5 Long-term Health Risks Associated with Poor Indoor Air Quality


Air purifiers have gone from novelty to necessity as the global state of air quality becomes a more pressing issue. In the U.S. alone, more than 131 million people live in bad air, according to the National Resources Defense Council.

The negative effect air pollution has on public health is well researched and well known. With that said, air purifiers are a much needed tool in protecting general well-being. For facility managers, remaining cognizant of and improving indoor air quality is imperative because the health of others is in their hands.

Facility managers can make a commitment to the health of their building occupants by removing airborne contaminants. While dust and other airborne particles may seem innocuous and common, they can contribute to several serious long-term health problems.

Here are five conditions associated with poor indoor air quality:

  1. Asthma

Asthma is responsible for more than 3,300 deaths, 10 million missed school days and 14 million missed work days in the U.S. each year, according to the Centers for Disease Control and Prevention.

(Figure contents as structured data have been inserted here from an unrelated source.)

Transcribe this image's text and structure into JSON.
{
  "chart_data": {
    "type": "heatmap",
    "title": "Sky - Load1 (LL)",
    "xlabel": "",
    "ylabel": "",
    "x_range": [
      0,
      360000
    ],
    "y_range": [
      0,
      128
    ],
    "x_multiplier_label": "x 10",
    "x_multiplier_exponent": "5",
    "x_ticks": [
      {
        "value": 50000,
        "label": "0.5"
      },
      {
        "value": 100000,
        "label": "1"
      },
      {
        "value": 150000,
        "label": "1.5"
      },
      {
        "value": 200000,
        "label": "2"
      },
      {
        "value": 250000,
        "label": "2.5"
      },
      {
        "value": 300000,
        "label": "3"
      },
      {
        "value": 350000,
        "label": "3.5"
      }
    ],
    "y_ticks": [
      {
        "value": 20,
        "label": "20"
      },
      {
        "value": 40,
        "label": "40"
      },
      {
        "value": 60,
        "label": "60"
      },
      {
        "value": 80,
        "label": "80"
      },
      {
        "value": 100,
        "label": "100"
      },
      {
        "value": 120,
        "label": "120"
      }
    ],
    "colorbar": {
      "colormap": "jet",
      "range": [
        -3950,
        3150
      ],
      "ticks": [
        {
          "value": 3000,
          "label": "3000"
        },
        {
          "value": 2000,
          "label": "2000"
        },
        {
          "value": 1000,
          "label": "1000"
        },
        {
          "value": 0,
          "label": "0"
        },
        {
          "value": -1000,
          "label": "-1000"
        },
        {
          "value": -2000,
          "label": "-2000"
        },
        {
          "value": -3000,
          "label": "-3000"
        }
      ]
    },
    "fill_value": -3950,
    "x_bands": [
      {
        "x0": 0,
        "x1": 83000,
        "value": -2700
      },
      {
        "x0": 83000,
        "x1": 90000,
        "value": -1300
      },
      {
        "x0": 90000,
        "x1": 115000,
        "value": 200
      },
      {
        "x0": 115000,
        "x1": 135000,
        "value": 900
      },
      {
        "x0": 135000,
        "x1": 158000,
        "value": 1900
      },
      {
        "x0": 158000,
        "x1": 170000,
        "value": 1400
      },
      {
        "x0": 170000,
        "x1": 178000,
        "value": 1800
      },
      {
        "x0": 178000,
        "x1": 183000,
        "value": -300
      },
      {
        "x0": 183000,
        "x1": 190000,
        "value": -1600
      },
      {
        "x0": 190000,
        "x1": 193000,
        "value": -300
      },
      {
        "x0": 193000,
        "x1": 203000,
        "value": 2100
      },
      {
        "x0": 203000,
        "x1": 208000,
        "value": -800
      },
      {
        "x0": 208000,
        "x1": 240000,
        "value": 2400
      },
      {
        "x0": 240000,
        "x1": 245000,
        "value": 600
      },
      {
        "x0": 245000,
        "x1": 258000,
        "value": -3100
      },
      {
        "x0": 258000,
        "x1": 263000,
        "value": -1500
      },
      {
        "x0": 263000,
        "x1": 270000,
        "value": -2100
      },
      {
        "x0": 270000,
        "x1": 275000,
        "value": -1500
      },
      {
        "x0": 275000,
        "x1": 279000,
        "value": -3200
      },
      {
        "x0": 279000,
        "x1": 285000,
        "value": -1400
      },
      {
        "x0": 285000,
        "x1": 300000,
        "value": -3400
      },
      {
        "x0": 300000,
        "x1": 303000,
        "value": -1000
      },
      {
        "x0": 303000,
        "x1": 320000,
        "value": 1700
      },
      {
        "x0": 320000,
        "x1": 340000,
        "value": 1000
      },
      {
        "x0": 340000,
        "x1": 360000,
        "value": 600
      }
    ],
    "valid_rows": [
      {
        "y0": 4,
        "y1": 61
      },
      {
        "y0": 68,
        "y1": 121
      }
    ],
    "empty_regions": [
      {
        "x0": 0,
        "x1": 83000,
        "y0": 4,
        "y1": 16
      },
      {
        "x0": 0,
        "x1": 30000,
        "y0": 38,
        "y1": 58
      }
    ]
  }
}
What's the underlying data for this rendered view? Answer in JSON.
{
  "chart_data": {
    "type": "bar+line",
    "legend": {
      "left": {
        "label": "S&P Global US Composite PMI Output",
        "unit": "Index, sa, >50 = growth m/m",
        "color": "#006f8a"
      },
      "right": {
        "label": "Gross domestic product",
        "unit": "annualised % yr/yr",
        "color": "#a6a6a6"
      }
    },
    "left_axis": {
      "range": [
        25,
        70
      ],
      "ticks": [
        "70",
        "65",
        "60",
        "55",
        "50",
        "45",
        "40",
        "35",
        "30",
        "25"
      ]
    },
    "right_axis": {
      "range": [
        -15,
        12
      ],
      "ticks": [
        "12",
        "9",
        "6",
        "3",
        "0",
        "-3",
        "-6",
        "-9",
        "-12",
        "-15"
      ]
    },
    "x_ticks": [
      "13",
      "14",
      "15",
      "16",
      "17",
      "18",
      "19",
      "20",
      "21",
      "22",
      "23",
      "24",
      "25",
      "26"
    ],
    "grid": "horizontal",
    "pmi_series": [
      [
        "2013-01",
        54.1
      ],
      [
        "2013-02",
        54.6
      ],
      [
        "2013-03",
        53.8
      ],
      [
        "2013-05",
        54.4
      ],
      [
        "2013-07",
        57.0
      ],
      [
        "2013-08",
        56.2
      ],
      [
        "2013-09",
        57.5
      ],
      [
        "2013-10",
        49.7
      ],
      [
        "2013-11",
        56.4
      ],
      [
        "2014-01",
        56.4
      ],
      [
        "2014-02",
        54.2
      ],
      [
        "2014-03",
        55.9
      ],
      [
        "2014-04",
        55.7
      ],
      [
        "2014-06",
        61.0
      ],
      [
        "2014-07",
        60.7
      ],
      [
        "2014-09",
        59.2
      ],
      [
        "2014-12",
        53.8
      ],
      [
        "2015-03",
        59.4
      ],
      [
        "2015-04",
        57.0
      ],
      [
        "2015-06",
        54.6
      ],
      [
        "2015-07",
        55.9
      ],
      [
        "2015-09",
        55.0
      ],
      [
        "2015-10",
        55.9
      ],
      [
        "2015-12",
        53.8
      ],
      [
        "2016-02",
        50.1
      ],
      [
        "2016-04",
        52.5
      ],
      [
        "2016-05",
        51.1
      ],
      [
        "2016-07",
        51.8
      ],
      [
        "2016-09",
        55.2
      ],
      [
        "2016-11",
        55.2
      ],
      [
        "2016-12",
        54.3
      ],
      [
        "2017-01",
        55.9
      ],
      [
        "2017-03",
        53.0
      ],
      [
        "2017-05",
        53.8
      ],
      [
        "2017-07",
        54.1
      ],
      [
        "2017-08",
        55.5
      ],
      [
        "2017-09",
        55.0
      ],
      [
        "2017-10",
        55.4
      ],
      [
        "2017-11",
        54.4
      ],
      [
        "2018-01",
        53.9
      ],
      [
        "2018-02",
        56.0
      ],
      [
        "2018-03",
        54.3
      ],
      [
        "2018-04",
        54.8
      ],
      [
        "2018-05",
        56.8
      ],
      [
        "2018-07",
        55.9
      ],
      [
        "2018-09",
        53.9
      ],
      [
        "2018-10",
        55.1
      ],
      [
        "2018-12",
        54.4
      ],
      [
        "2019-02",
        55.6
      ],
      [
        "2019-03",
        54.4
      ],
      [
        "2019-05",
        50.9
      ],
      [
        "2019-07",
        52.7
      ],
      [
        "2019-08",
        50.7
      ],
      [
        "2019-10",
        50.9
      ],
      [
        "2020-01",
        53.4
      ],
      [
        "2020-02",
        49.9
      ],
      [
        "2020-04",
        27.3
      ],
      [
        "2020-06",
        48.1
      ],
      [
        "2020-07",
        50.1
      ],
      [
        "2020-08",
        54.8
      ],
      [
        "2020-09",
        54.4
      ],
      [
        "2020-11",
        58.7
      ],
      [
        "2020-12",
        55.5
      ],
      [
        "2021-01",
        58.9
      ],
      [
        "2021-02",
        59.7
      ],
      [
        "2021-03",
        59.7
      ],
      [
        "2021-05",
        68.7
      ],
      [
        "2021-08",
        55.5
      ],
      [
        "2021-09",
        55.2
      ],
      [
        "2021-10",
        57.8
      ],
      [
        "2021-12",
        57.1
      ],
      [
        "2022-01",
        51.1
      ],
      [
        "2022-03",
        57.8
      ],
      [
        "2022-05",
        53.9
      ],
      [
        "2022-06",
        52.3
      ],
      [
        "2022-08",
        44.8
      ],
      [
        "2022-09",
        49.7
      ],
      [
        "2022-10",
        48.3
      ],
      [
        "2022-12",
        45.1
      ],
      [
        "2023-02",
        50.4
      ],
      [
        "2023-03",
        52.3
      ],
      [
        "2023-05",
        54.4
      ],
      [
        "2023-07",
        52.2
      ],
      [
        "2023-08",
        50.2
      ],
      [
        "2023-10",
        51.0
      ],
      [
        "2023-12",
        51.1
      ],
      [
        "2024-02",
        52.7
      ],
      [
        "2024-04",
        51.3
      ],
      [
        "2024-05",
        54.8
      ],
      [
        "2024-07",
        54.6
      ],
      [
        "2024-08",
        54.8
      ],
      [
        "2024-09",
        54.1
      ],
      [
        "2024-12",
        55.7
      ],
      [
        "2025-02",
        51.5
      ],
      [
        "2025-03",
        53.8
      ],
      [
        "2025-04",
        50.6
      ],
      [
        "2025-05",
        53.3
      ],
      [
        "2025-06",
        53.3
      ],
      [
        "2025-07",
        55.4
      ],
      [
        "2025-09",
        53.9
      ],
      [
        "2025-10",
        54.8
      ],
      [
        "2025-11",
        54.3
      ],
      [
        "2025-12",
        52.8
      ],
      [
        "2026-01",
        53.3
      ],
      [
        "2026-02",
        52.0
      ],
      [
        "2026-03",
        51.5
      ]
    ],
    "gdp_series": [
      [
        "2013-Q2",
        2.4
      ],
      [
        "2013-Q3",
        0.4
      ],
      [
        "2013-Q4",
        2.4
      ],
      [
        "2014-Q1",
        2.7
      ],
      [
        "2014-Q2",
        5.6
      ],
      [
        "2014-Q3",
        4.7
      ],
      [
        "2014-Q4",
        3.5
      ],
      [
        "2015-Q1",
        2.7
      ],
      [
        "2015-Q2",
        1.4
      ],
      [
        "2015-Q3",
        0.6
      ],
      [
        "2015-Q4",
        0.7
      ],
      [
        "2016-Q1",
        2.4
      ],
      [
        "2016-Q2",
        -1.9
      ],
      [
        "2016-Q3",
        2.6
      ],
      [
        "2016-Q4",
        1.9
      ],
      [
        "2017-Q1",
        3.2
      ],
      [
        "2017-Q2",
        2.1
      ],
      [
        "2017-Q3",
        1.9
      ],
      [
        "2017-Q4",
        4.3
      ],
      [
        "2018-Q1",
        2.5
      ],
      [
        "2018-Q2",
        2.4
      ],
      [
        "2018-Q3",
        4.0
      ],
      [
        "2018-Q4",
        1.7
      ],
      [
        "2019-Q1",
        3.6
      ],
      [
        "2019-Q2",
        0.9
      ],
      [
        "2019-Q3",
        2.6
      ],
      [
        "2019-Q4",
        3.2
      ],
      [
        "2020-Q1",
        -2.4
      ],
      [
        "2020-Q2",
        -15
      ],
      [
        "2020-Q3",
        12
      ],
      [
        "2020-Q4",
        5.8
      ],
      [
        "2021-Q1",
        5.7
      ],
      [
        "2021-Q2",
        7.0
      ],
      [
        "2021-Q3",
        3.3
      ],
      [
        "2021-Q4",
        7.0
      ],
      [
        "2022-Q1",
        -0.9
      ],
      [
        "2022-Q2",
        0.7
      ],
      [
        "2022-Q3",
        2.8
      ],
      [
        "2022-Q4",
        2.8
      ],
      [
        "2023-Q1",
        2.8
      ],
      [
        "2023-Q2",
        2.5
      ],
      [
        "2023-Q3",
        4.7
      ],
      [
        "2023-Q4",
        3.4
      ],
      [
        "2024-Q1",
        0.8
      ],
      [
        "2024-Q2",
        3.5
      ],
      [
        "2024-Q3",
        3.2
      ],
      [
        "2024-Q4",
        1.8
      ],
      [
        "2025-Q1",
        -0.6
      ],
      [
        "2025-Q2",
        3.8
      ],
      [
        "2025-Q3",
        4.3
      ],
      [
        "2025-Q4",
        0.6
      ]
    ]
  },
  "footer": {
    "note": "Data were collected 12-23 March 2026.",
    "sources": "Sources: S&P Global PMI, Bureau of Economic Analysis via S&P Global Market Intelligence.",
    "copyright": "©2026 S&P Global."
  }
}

Volatile organic compounds and other contaminants in the air can trigger an asthma attack and cause immediate symptoms such as watery eyes, drowsiness, headaches and difficulty breathing. This is one of the most prevalent health problems associated with poor indoor air quality and facility managers in schools and offices can potentially reduce absenteeism by making the air they share a priority.

  1. Respiratory infections

Numerous infectious diseases such as influenza can spread through the air. Poor indoor air quality also causes lung irritation and respiratory tract infections, specifically in children.

  1. Cancer

Many common volatile organic compounds (VOCs) are believed to be carcinogenic, leading to lung and other types of cancer. Formaldehyde fits into this category, and is one of the more commonly known hazards to indoor air quality. Once used to insulate houses, formaldehyde resin can still be found in some wood-pressed furniture. VOCs in general can be emitted from cabinetry, flooring, building products and household cleaners. Reducing these emissions in shared spaces is of the utmost importance to public health, but the AeraMax Professional air purifier take it a step further by removing 99.9 percent of these harmful contaminants.

  1. Heart disease

A 2008 study determined that indoor air filtration significantly improves microvascular function for the elderly in as little as 48 hours. In general, fine particulate matter can travel deep into the respiratory tract where it can then affect the heart and lungs.

  1. Chronic obstructive pulmonary disease

Research suggests exposure to indoor air pollution causes and exacerbates chronic obstructive pulmonary disease worldwide. Common recommendations for reducing the symptoms of COPD include removing dust and chemical vapors from the air, limiting exposure to smoke and improving ventilation. An air purifier filters the air and help achieve all of these goals at once.

Indoor air quality expectations have to change. By improving our air, we can reduce long-term health risks and lessen the dramatic impact of these conditions. In shared spaces, facility managers are on the frontlines and can make a difference to public health.